Proposal Would Designate Historic Greenwood District A National Monument

Black Wall Street and N Greenwood Avenue  and Archer street signs in Tulsa, Oklahoma.

Photo: Susan Vineyard / iStock Editorial / Getty Images

Oklahoma Senator James Lankford and New Jersey Senator Cory Booker have introduced a bill that would designate the Historic Greenwood District of North Tulsa, where the 1921 Tulsa Race Massacre took place, as a national monument.

“The Historic Greenwood District/Black Wall Street area in North Tulsa deserves its place among our nation’s significant historic locations. I have worked with my friends in North Tulsa to secure designations on the National Registry of Historic Places and on the Civil Rights Trail. Now, we are one step closer to establishing a national monument,” said Lankford. “Even after the fateful events in 1921, North Tulsa remains a place of light and hope as the community continues to show their strength to overcome adversity and work toward reconciliation, which is something our nation should never forget. I am grateful for the tireless efforts of so many in North Tulsa and in our state to make sure our children today and the generations yet unborn remember those lost, understand the stain of racism, and learn the powerful story of rebuilding and resilience.”
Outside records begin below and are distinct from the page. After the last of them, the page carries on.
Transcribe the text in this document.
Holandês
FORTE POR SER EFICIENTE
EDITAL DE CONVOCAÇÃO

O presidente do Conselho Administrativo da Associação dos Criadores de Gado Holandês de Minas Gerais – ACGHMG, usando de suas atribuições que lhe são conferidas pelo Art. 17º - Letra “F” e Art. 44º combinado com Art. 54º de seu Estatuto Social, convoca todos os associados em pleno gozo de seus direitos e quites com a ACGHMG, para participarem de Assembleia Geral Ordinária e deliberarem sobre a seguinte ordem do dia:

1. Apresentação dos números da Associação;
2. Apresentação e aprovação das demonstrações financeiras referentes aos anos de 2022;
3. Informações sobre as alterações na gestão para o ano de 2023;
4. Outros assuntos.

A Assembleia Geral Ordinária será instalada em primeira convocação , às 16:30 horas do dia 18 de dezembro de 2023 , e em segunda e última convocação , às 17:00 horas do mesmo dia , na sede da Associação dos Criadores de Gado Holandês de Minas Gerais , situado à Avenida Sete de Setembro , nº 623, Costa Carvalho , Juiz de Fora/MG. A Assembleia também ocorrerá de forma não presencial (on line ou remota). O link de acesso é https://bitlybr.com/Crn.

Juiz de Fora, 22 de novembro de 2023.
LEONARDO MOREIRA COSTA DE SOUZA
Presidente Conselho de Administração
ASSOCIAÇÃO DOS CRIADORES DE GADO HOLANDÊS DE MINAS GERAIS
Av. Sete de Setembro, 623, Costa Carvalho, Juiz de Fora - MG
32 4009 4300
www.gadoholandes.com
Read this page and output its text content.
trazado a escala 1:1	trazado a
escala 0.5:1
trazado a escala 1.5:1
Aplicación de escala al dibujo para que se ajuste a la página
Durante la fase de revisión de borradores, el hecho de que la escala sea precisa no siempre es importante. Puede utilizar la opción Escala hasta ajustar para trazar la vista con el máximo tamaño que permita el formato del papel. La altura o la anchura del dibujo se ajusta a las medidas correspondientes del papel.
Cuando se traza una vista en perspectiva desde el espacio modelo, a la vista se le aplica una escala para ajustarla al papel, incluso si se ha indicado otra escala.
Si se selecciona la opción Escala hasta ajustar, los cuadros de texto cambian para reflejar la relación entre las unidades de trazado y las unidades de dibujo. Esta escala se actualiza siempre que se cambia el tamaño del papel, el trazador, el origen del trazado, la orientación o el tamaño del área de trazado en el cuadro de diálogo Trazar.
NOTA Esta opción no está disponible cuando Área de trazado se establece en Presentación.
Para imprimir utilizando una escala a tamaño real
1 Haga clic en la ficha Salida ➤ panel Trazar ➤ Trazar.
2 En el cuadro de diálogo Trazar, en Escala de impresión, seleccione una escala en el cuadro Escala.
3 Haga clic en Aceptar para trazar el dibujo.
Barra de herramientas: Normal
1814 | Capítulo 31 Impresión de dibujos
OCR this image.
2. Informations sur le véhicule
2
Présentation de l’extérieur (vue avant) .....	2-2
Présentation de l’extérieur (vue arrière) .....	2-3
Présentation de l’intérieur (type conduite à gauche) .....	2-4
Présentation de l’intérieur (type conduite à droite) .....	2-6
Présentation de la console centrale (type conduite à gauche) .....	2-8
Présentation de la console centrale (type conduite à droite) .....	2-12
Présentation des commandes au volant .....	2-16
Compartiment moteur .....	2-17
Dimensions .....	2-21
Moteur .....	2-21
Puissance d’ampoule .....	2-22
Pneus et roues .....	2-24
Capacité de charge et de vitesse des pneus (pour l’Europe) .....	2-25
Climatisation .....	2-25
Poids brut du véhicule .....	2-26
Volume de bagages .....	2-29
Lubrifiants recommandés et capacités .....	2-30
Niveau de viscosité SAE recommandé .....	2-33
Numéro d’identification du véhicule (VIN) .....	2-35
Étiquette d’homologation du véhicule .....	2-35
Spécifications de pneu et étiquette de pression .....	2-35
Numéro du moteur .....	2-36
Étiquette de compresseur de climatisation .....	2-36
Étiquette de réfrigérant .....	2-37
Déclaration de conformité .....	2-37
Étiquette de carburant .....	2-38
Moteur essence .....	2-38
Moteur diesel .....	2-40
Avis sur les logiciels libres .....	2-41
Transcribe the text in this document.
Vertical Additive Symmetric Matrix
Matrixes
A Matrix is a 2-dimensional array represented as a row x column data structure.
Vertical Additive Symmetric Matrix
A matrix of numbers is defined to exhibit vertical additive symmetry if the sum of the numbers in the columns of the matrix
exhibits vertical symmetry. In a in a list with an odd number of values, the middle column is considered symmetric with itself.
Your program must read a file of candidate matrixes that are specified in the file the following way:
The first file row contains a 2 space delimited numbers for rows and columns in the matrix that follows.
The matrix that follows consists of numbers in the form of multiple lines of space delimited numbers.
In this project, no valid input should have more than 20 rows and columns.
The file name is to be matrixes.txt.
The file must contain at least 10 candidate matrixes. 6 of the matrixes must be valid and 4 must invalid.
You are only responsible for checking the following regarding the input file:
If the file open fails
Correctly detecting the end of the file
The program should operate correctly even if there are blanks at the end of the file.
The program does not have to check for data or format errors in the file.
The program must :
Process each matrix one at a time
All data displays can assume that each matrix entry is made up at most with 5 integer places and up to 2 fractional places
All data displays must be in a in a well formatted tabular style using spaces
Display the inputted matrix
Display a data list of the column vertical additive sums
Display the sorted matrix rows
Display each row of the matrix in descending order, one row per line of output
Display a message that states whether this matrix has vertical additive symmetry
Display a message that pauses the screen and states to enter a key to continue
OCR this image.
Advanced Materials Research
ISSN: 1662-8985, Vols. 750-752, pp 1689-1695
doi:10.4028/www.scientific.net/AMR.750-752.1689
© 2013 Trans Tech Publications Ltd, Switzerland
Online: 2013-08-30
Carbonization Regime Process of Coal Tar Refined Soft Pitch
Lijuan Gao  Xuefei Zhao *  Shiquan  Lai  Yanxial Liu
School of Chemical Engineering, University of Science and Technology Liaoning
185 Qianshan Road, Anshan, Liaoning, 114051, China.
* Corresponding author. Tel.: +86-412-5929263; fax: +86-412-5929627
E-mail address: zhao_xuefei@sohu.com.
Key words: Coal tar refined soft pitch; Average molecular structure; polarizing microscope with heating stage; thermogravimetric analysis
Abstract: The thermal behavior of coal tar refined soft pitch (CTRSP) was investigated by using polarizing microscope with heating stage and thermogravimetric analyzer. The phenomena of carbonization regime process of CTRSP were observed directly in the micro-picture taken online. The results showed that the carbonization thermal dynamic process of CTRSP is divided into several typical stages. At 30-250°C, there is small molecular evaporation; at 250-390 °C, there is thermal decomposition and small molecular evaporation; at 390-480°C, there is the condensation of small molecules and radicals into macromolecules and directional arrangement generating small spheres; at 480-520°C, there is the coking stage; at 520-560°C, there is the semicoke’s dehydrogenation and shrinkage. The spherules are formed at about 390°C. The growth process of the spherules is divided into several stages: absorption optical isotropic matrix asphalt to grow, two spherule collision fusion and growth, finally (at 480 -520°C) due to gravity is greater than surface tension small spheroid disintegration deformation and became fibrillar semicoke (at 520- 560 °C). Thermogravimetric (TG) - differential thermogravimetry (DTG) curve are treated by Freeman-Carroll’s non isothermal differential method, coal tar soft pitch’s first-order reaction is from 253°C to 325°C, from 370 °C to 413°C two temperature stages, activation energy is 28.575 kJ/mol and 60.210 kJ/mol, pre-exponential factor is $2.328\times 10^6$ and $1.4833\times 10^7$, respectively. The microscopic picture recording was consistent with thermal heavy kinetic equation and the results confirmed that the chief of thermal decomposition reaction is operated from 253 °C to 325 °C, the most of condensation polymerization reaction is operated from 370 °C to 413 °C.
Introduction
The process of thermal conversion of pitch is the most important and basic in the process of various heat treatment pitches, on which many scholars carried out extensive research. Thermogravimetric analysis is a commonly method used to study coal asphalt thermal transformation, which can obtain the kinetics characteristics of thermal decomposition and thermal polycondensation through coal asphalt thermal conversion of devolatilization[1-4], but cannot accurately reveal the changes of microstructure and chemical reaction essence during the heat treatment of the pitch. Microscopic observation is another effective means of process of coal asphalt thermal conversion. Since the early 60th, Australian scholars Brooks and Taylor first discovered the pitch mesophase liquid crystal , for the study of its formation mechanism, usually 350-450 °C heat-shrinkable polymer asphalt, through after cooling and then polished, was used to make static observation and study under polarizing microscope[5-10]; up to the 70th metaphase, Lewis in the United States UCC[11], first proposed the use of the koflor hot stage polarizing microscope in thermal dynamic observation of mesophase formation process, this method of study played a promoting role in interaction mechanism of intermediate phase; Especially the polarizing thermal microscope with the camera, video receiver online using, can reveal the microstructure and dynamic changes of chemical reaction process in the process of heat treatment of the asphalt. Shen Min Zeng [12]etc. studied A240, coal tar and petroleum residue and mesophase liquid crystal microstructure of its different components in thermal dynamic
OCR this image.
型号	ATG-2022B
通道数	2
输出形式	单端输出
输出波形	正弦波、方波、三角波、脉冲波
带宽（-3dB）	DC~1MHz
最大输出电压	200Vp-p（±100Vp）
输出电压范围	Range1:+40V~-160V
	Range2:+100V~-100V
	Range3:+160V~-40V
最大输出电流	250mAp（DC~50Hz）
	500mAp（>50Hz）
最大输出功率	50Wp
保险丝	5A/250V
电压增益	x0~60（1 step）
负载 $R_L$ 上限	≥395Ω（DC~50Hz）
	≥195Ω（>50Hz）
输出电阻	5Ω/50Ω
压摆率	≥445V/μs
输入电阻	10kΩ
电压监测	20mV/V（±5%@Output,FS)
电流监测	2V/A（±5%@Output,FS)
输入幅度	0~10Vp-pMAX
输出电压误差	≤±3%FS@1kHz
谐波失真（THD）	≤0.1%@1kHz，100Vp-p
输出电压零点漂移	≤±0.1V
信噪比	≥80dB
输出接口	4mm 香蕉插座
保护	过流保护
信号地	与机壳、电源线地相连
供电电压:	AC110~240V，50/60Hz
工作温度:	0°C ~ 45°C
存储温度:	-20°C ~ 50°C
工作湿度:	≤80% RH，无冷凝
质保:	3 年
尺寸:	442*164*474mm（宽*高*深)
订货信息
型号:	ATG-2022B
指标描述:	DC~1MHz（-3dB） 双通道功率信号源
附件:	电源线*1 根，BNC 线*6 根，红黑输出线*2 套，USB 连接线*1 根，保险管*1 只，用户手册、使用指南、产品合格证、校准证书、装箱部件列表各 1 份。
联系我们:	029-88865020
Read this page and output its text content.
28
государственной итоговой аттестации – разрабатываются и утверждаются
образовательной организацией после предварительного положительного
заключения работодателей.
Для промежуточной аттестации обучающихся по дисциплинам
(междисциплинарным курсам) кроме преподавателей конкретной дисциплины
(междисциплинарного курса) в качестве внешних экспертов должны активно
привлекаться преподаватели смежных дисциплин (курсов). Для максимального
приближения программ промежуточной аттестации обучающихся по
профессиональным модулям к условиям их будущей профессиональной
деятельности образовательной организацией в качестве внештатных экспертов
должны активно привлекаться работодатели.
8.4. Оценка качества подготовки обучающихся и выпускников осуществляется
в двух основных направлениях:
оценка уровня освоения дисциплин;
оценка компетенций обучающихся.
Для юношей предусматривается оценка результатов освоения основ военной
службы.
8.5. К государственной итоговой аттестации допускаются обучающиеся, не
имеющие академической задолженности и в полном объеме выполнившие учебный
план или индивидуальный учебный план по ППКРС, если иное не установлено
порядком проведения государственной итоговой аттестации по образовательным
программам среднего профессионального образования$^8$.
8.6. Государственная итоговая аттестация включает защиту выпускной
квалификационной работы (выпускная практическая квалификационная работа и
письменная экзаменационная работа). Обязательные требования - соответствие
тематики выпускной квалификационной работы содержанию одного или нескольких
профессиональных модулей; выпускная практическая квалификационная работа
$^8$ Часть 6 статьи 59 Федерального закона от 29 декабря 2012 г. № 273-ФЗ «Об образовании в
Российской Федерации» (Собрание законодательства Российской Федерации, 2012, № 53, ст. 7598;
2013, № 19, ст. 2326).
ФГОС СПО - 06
“Over 100 years ago, a violent mob destroyed the thriving Black neighborhood of Greenwood in Tulsa, Oklahoma, in one of the worst incidents of racial violence in our history,” said Booker. “When I visited Tulsa in 2019, I felt pain and anguish for the hundreds of unarmed men, women, and children who were murdered, the more than 1,250 homes that burned, and for the thousands of victims who survived this act of hatred. Even the darkest chapters of American history deserve to be told. It’s imperative that we act now to ensure that future generations remember Greenwood’s heartbreaking history and its legacy of unrelenting resilience. Establishing a national monument here will forever enshrine this community’s legacy of sorrow, strength, and hope into the fabric of America’s story.”

If the bill goes through, the area would garner the same protections as national parks and monuments.